As a second lawyer explained, a strike can be considered a force majeure and won’t be excluded as a risk — but while it might delay a film’s delivery date, the bond company would still be on the hook for any shutdown costs.
One boutique film bond guarantor who spoke to IndieWire said his company granted bonds for projects that are starting imminently, and even ones with wrap dates after the SAG contract’s expiration. Some producers, the guarantor said, are willing to take the risk even with the high costs (and, the associated insurance premiums).
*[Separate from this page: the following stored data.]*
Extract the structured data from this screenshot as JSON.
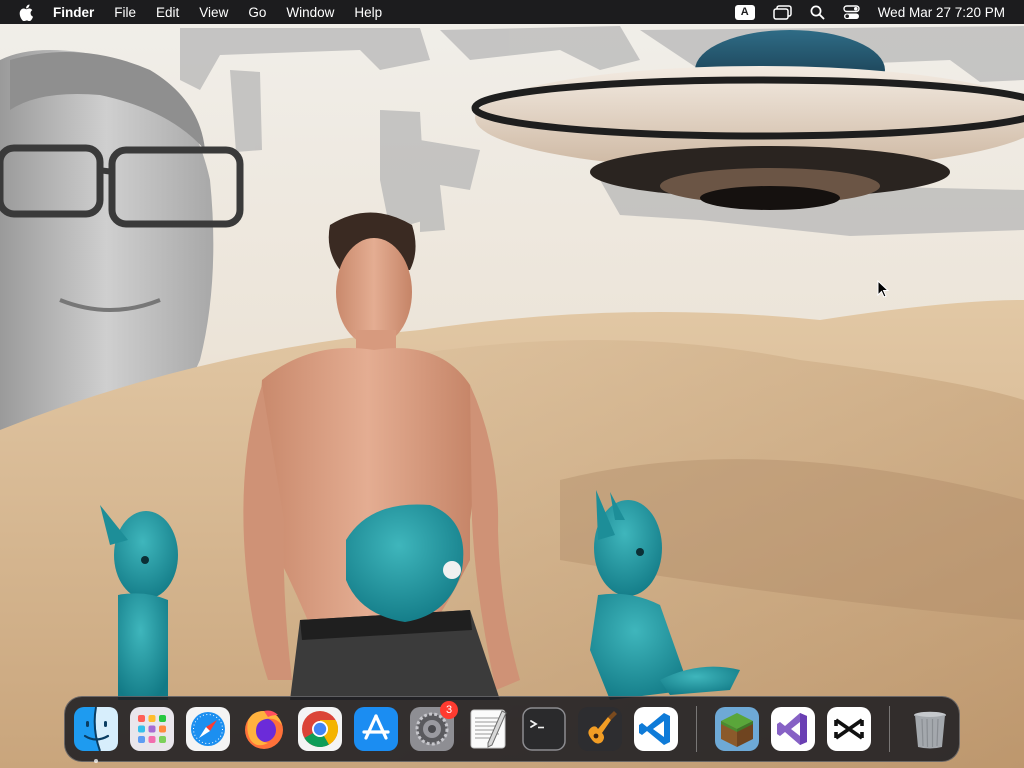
{
  "menubar": {
    "app_name": "Finder",
    "menus": [
      "File",
      "Edit",
      "View",
      "Go",
      "Window",
      "Help"
    ],
    "input_source": "A",
    "clock": "Wed Mar 27  7:20 PM",
    "status_icons": [
      "input-source-icon",
      "screen-mirroring-icon",
      "spotlight-search-icon",
      "control-center-icon"
    ]
  },
  "dock": {
    "apps": [
      {
        "name": "Finder",
        "icon": "finder-icon",
        "running": true
      },
      {
        "name": "Launchpad",
        "icon": "launchpad-icon"
      },
      {
        "name": "Safari",
        "icon": "safari-icon"
      },
      {
        "name": "Firefox",
        "icon": "firefox-icon"
      },
      {
        "name": "Google Chrome",
        "icon": "chrome-icon"
      },
      {
        "name": "App Store",
        "icon": "app-store-icon"
      },
      {
        "name": "System Settings",
        "icon": "system-settings-icon",
        "badge": "3"
      },
      {
        "name": "TextEdit",
        "icon": "textedit-icon"
      },
      {
        "name": "Terminal",
        "icon": "terminal-icon"
      },
      {
        "name": "GarageBand",
        "icon": "garageband-icon"
      },
      {
        "name": "Visual Studio Code",
        "icon": "vscode-icon"
      },
      {
        "name": "Minecraft",
        "icon": "minecraft-icon"
      },
      {
        "name": "Visual Studio",
        "icon": "visual-studio-icon"
      },
      {
        "name": "CapCut",
        "icon": "capcut-icon"
      },
      {
        "name": "Trash",
        "icon": "trash-icon"
      }
    ]
  },
  "colors": {
    "menubar_bg": "#1c1c1e",
    "badge_red": "#ff3b30",
    "vscode_blue": "#0f7bd8"
  }
}
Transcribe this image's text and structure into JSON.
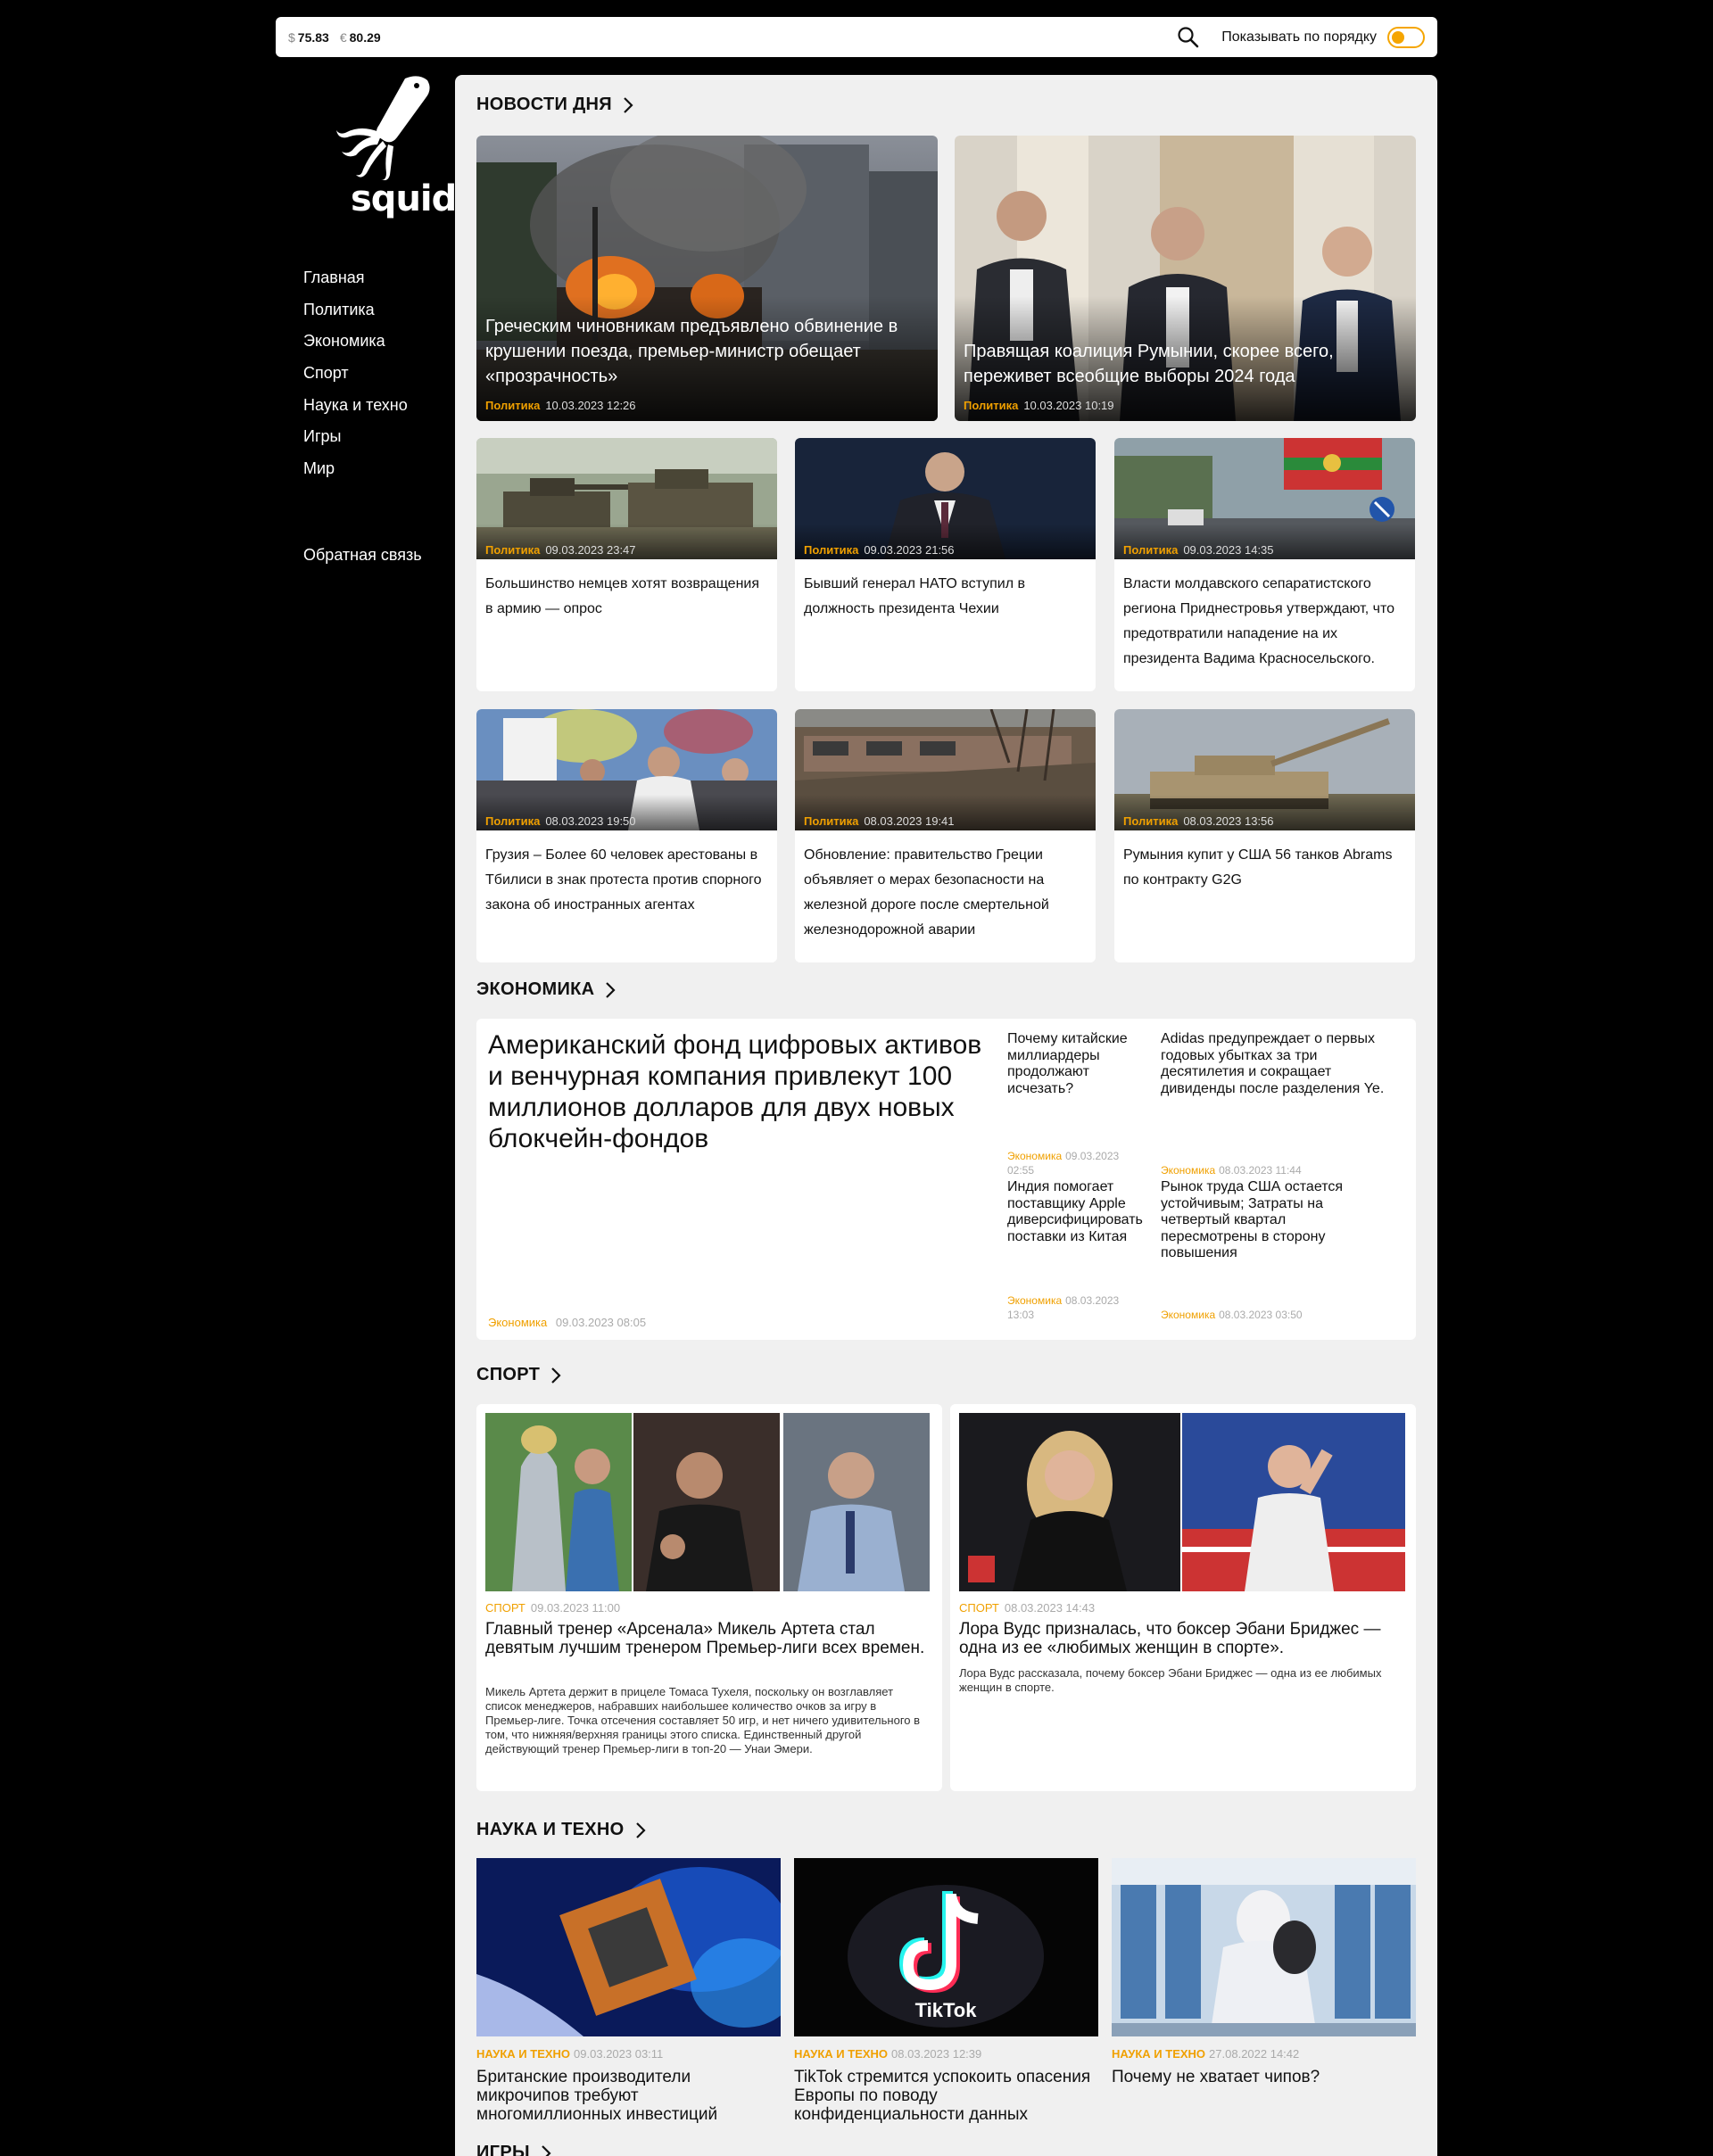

While American producers have been preparing for a work stoppage for some time, the first entertainment lawyer suspected that European producers — like those for “The Island” — have been caught off guard.
“It is shocking, but that’s what’s happening,” the lawyer said. “If you’re the financier and you have to pay for prep and your bond’s about to close, everything’s fine, and then suddenly this happens, a lot of people are losing a lot of the money they were paying on prep.”
There is the outside possibility, however unlikely, that an independent production could convince SAG to provide a strike waiver, much as the Tony Awards negotiated with the WGA. Very small independent projects unaffiliated with the AMPTP can also attempt to make an interim agreement with SAG, in which companies agree to terms different than the existing agreement. A rep for SAG-AFTRA did not respond to a request for comment.
“We’ve been through these periods before and we’ve bonded many films that have been threatened with strikes or during strikes, some bonded with the guilds themselves,” the guarantor said. “It doesn’t mean every independent film is going to be shut down, but it certainly creates havoc in the industry.”